Many NHS trust bosses share that concern. “The level of greed displayed by some of our highest-paid colleagues is sickening,” one told the Health Service Journal last week.

Rishi Sunak said it was “very disappointing” the union was “not engaging with the government”.

Speaking on a plane to San Diego on Sunday night, the prime minister pointed to the “constructive dialogue” with other union leaders that had led to an offer for rail workers being proposed and progress being made in the dispute with nurses.

“I would urge the junior doctors to follow suit, and accept the government’s offer to come in and have talks,” Sunak said. “The other unions have done that and we are making progress.”

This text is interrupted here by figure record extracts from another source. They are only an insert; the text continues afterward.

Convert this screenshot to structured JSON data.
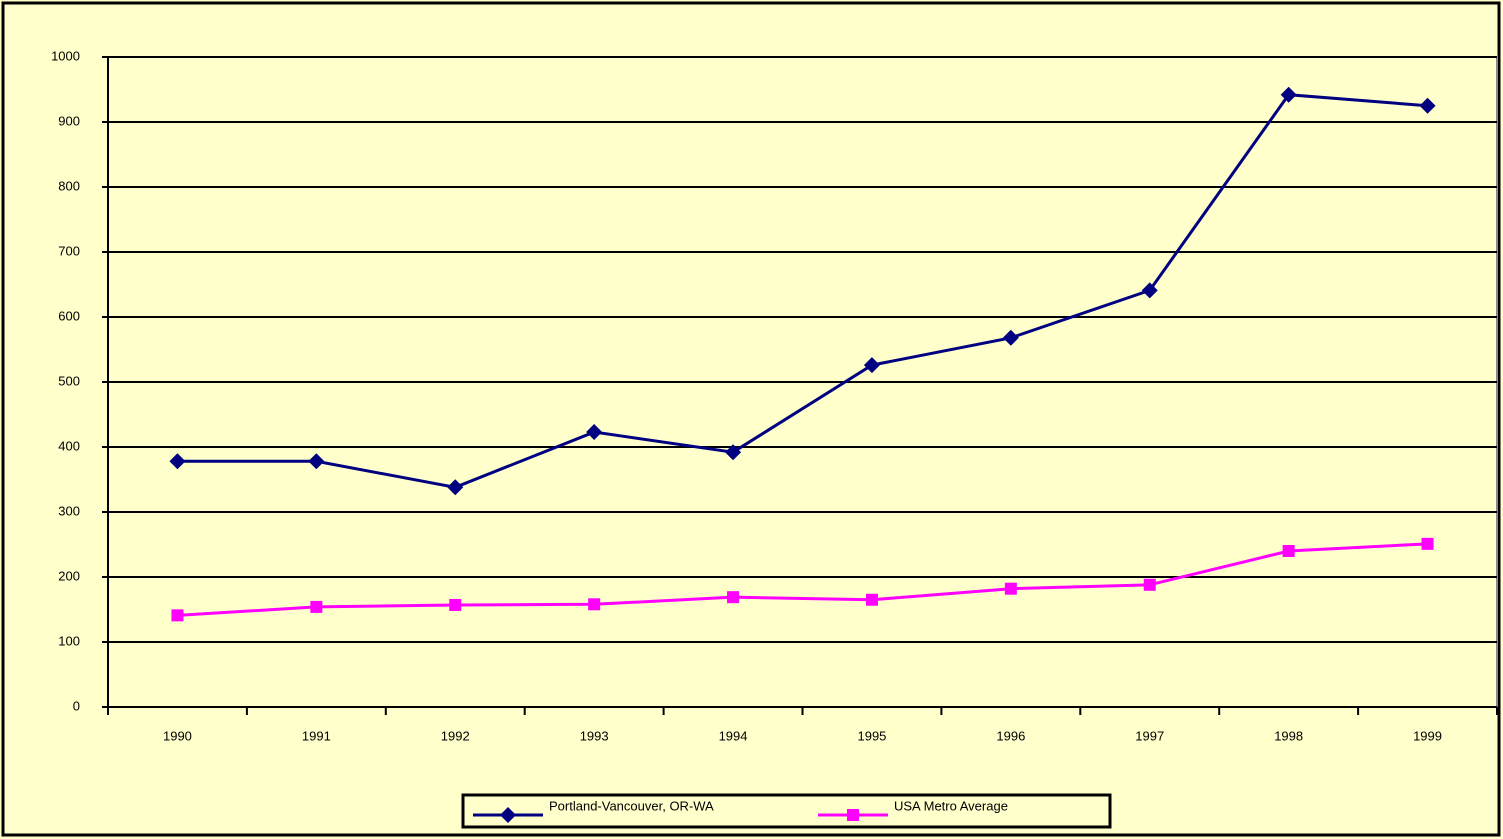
{
  "chart_data": {
    "type": "line",
    "categories": [
      "1990",
      "1991",
      "1992",
      "1993",
      "1994",
      "1995",
      "1996",
      "1997",
      "1998",
      "1999"
    ],
    "series": [
      {
        "name": "Portland-Vancouver, OR-WA",
        "color": "#000080",
        "marker": "diamond",
        "values": [
          378,
          378,
          338,
          423,
          392,
          526,
          568,
          641,
          942,
          925
        ]
      },
      {
        "name": "USA Metro Average",
        "color": "#ff00ff",
        "marker": "square",
        "values": [
          141,
          154,
          157,
          158,
          169,
          165,
          182,
          188,
          240,
          251
        ]
      }
    ],
    "ylim": [
      0,
      1000
    ],
    "yticks": [
      0,
      100,
      200,
      300,
      400,
      500,
      600,
      700,
      800,
      900,
      1000
    ],
    "grid": true,
    "legend": "bottom"
  }
}
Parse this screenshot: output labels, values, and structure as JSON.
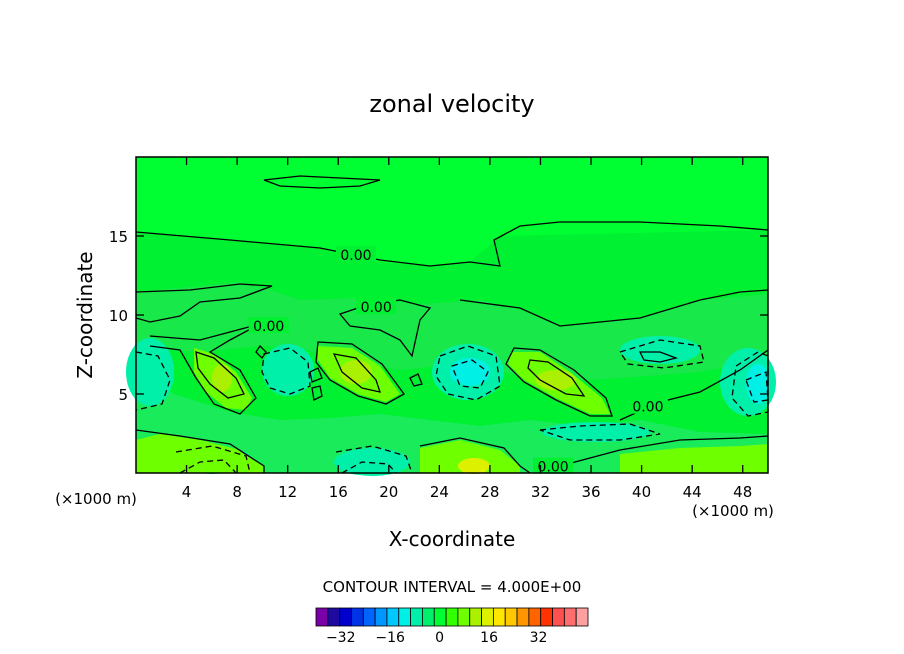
{
  "chart_data": {
    "type": "contour",
    "title": "zonal velocity",
    "xlabel": "X-coordinate",
    "ylabel": "Z-coordinate",
    "x_unit_label": "(×1000 m)",
    "x_unit_label_right": "(×1000 m)",
    "xlim": [
      0,
      50
    ],
    "ylim": [
      0,
      20
    ],
    "x_ticks": [
      4,
      8,
      12,
      16,
      20,
      24,
      28,
      32,
      36,
      40,
      44,
      48
    ],
    "x_tick_labels": [
      "4",
      "8",
      "12",
      "16",
      "20",
      "24",
      "28",
      "32",
      "36",
      "40",
      "44",
      "48"
    ],
    "y_ticks": [
      5,
      10,
      15
    ],
    "y_tick_labels": [
      "5",
      "10",
      "15"
    ],
    "contour_labels": [
      {
        "text": "0.00",
        "x": 17.4,
        "y": 13.8
      },
      {
        "text": "0.00",
        "x": 19.0,
        "y": 10.5
      },
      {
        "text": "0.00",
        "x": 10.5,
        "y": 9.3
      },
      {
        "text": "0.00",
        "x": 40.5,
        "y": 4.2
      },
      {
        "text": "0.00",
        "x": 33.0,
        "y": 0.4
      }
    ],
    "contour_interval_text": "CONTOUR INTERVAL = 4.000E+00",
    "colorbar": {
      "colors": [
        "#7a00a8",
        "#1e0aa0",
        "#0000cd",
        "#0032e6",
        "#0064ff",
        "#0096ff",
        "#00c8ff",
        "#00f0e6",
        "#00f0aa",
        "#00f06e",
        "#00ff32",
        "#32ff00",
        "#6eff00",
        "#aaf000",
        "#dcf000",
        "#ffe600",
        "#ffc800",
        "#ff9600",
        "#ff6400",
        "#ff3200",
        "#ff5050",
        "#ff6e6e",
        "#ffa0a0"
      ],
      "tick_labels": [
        "−32",
        "−16",
        "0",
        "16",
        "32"
      ],
      "tick_values": [
        -32,
        -16,
        0,
        16,
        32
      ],
      "range": [
        -40,
        48
      ]
    }
  }
}
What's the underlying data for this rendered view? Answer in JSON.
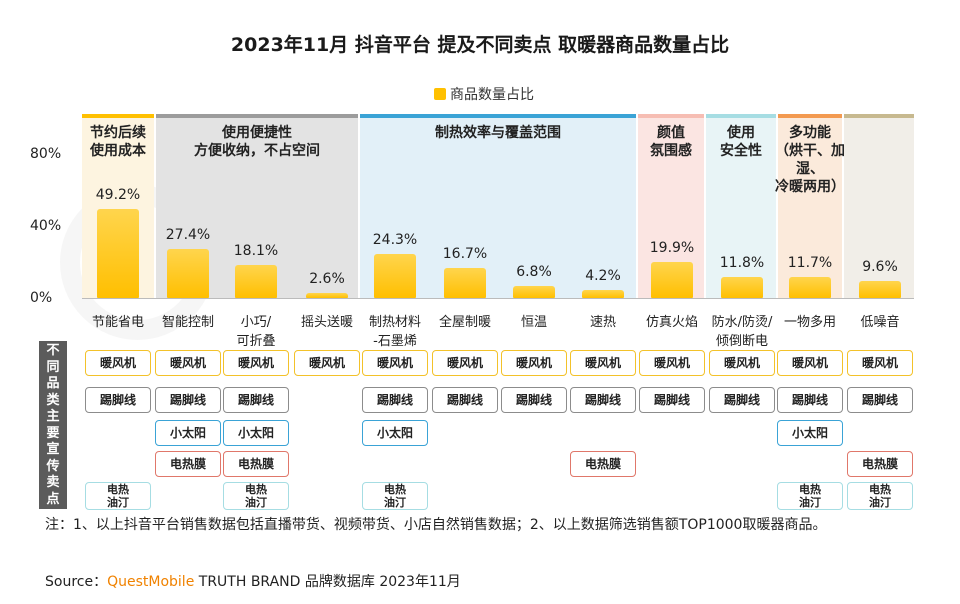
{
  "title": "2023年11月 抖音平台 提及不同卖点 取暖器商品数量占比",
  "legend": "商品数量占比",
  "yticks": [
    "80%",
    "40%",
    "0%"
  ],
  "groups": [
    {
      "label": "节约后续\n使用成本",
      "bg": "#fdf4e0",
      "top": "#ffc000"
    },
    {
      "label": "使用便捷性\n方便收纳，不占空间",
      "bg": "#e3e3e3",
      "top": "#9c9c9c"
    },
    {
      "label": "制热效率与覆盖范围",
      "bg": "#e2f0f8",
      "top": "#3aa3d6"
    },
    {
      "label": "颜值\n氛围感",
      "bg": "#fbe5e2",
      "top": "#f6bdb3"
    },
    {
      "label": "使用\n安全性",
      "bg": "#e8f4f6",
      "top": "#a6dde3"
    },
    {
      "label": "多功能\n（烘干、加湿、\n冷暖两用）",
      "bg": "#fbeadb",
      "top": "#f39a50"
    },
    {
      "label": "",
      "bg": "#f1eee8",
      "top": "#c7b98f"
    }
  ],
  "chart_data": {
    "type": "bar",
    "title": "2023年11月 抖音平台 提及不同卖点 取暖器商品数量占比",
    "categories": [
      "节能省电",
      "智能控制",
      "小巧/\n可折叠",
      "摇头送暖",
      "制热材料\n-石墨烯",
      "全屋制暖",
      "恒温",
      "速热",
      "仿真火焰",
      "防水/防烫/\n倾倒断电",
      "一物多用",
      "低噪音"
    ],
    "series": [
      {
        "name": "商品数量占比",
        "values": [
          49.2,
          27.4,
          18.1,
          2.6,
          24.3,
          16.7,
          6.8,
          4.2,
          19.9,
          11.8,
          11.7,
          9.6
        ]
      }
    ],
    "value_labels": [
      "49.2%",
      "27.4%",
      "18.1%",
      "2.6%",
      "24.3%",
      "16.7%",
      "6.8%",
      "4.2%",
      "19.9%",
      "11.8%",
      "11.7%",
      "9.6%"
    ],
    "ylim": [
      0,
      80
    ],
    "color": "#ffc000",
    "legend": "top"
  },
  "sidebar_label": "不同品类主要宣传卖点",
  "product_types": [
    {
      "label": "暖风机",
      "color": "#f3c22a"
    },
    {
      "label": "踢脚线",
      "color": "#8c8c8c"
    },
    {
      "label": "小太阳",
      "color": "#3aa3d6"
    },
    {
      "label": "电热膜",
      "color": "#e0776a"
    },
    {
      "label": "电热\n油汀",
      "color": "#a6dde3"
    }
  ],
  "selling_point_matrix": [
    [
      1,
      1,
      0,
      0,
      1
    ],
    [
      1,
      1,
      1,
      1,
      0
    ],
    [
      1,
      1,
      1,
      1,
      1
    ],
    [
      1,
      0,
      0,
      0,
      0
    ],
    [
      1,
      1,
      1,
      0,
      1
    ],
    [
      1,
      1,
      0,
      0,
      0
    ],
    [
      1,
      1,
      0,
      0,
      0
    ],
    [
      1,
      1,
      0,
      1,
      0
    ],
    [
      1,
      1,
      0,
      0,
      0
    ],
    [
      1,
      1,
      0,
      0,
      0
    ],
    [
      1,
      1,
      1,
      0,
      1
    ],
    [
      1,
      1,
      0,
      1,
      1
    ]
  ],
  "note": "注：1、以上抖音平台销售数据包括直播带货、视频带货、小店自然销售数据；2、以上数据筛选销售额TOP1000取暖器商品。",
  "source_prefix": "Source：",
  "source_brand": "QuestMobile",
  "source_rest": " TRUTH BRAND 品牌数据库 2023年11月"
}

He also dismissed suggestions the industrial action could add to already-long NHS waiting lists.

“We are actually making good progress,” he said, insisting the health service was on track to eliminate the one-and-a-half-year wait this spring. “We have a clear set of plans in place, he said.

• This article was amended on 13 March 2023. An earlier version said that Steve Barclay asked the BMA and HCSA to call off the strike action, but refused to commit to start pay negotiations in return. In fact the health secretary offered to talk to them about junior doctors’ pay but, not about their claim of 26% pay restoration.